Bob Lutz is married to Terri (Smith) Lutz and both reside at their home in Ann Arbor, MI; along with their adoptive four-legged family; which includes, two pigs, one dog and three cats (inside); along with Rowan (horse) and Cassie (rescue donkey) outside.

Children: (first marriage) four daughters: Jacqueline Lutz-Geiger {Greg Geiger}, Caroline Lutz-Mannelli, Catherine Lutz-Houlden {Tom Houlden}, Alexandra (Lutz) Bernardi {Andrew Bernardi}.

His younger brother Mark A. Lutz is a retired economics professor.

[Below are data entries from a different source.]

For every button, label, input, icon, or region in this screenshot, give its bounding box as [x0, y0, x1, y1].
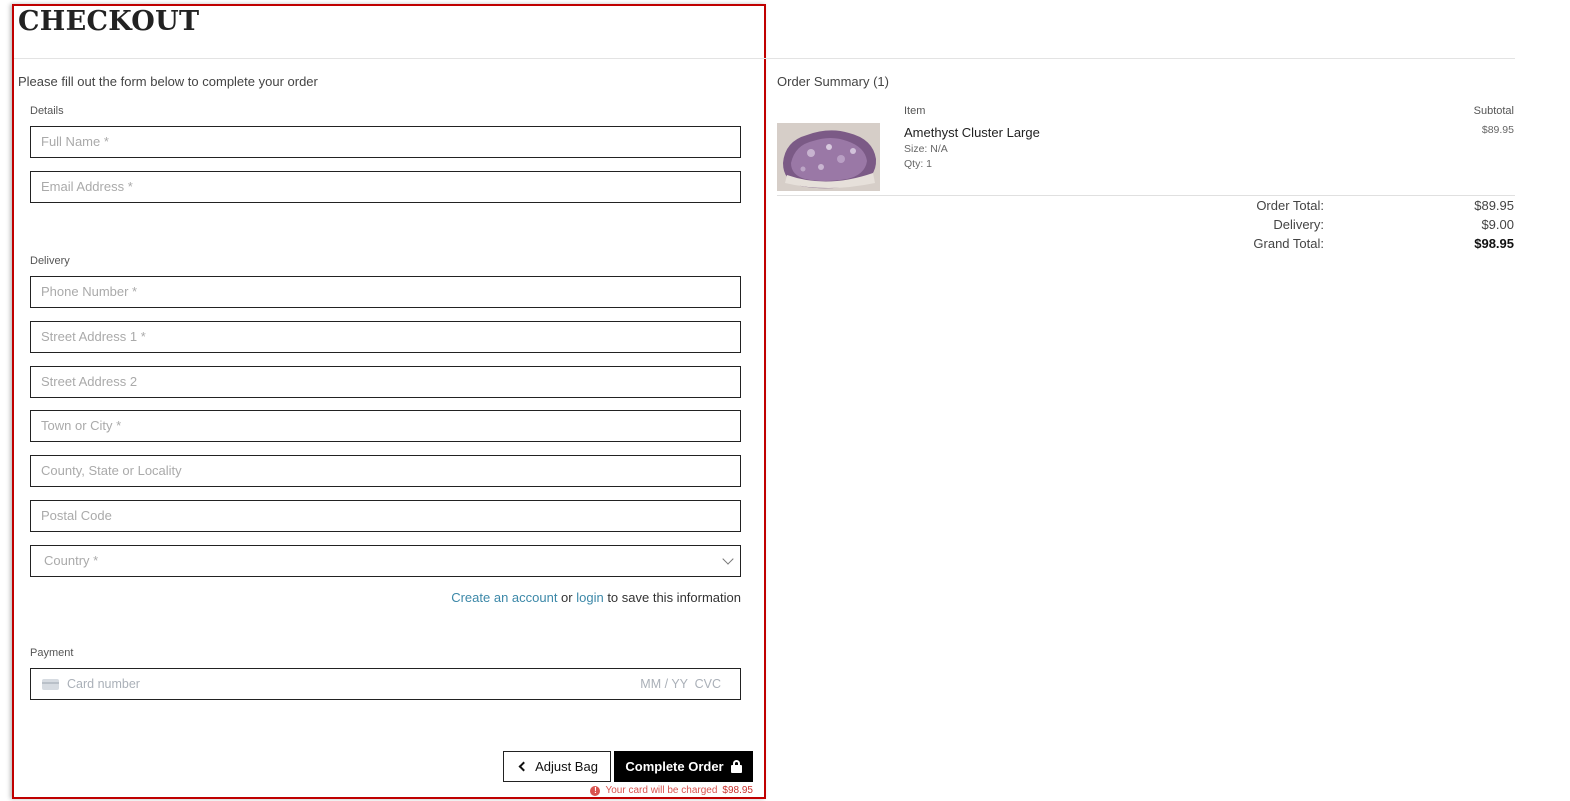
- street-address-1-input[interactable]: Street Address 1 *: [30, 321, 741, 353]
- chevron-down-icon: [722, 553, 734, 565]
- complete-order-label: Complete Order: [625, 759, 724, 774]
- country-select-value: Country *: [44, 553, 99, 568]
- save-info-suffix: to save this information: [603, 590, 741, 605]
- create-account-link[interactable]: Create an account: [451, 590, 557, 605]
- page-title: CHECKOUT: [18, 6, 200, 37]
- charge-amount: $98.95: [722, 785, 753, 796]
- grand-total-value: $98.95: [1474, 236, 1514, 251]
- county-input[interactable]: County, State or Locality: [30, 455, 741, 487]
- product-image: [777, 123, 880, 191]
- card-cvc-input[interactable]: CVC: [695, 669, 721, 699]
- order-total-label: Order Total:: [1256, 198, 1324, 213]
- complete-order-button[interactable]: Complete Order: [614, 751, 753, 782]
- checkout-intro-text: Please fill out the form below to comple…: [18, 74, 318, 89]
- grand-total-label: Grand Total:: [1253, 236, 1324, 251]
- product-subtotal: $89.95: [1481, 124, 1514, 136]
- column-header-subtotal: Subtotal: [1473, 105, 1514, 117]
- card-expiry-input[interactable]: MM / YY: [640, 669, 688, 699]
- summary-divider: [777, 195, 1515, 196]
- credit-card-icon: [42, 679, 59, 690]
- town-city-input[interactable]: Town or City *: [30, 410, 741, 442]
- header-divider: [14, 58, 1515, 59]
- card-element[interactable]: Card number MM / YY CVC: [30, 668, 741, 700]
- chevron-left-icon: [518, 761, 529, 772]
- payment-section-label: Payment: [30, 647, 74, 659]
- column-header-item: Item: [904, 105, 926, 117]
- phone-input[interactable]: Phone Number *: [30, 276, 741, 308]
- product-qty: Qty: 1: [904, 158, 933, 170]
- product-size: Size: N/A: [904, 143, 948, 155]
- charge-warning-text: Your card will be charged: [605, 785, 718, 796]
- details-section-label: Details: [30, 105, 64, 117]
- delivery-cost-label: Delivery:: [1273, 217, 1324, 232]
- login-link[interactable]: login: [576, 590, 603, 605]
- postal-code-input[interactable]: Postal Code: [30, 500, 741, 532]
- street-address-2-input[interactable]: Street Address 2: [30, 366, 741, 398]
- full-name-input[interactable]: Full Name *: [30, 126, 741, 158]
- alert-icon: !: [590, 785, 601, 796]
- order-total-value: $89.95: [1474, 198, 1514, 213]
- delivery-section-label: Delivery: [30, 255, 70, 267]
- card-number-input[interactable]: Card number: [67, 669, 140, 699]
- lock-icon: [730, 760, 742, 773]
- product-name: Amethyst Cluster Large: [904, 125, 1040, 140]
- save-info-text: Create an account or login to save this …: [451, 590, 741, 605]
- delivery-cost-value: $9.00: [1481, 217, 1514, 232]
- order-summary-title: Order Summary (1): [777, 74, 889, 89]
- email-input[interactable]: Email Address *: [30, 171, 741, 203]
- save-info-or: or: [557, 590, 577, 605]
- charge-warning: ! Your card will be charged $98.95: [590, 785, 753, 796]
- adjust-bag-label: Adjust Bag: [535, 759, 598, 774]
- adjust-bag-button[interactable]: Adjust Bag: [503, 751, 611, 782]
- country-select[interactable]: Country *: [30, 545, 741, 577]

Lutz was featured in the 2007 coffee table book published by Motorbooks International [(The Quarto Group]), "Motor City Dream Garages." Chapter 2, "Maximum Bob's Car Park," features Lutz's car collection near Ann Arbor, Michigan. Rex Roy, of Detroit, is the book's author.

Lutz was interviewed in the 2011 documentary, Revenge of the Electric Car.

In 2012, Lutz reconfirmed his skepticism of the scientific consensus on climate change during an interview by Bill Maher. Lutz is an advocate for electric cars and higher petroleum taxes, despite this.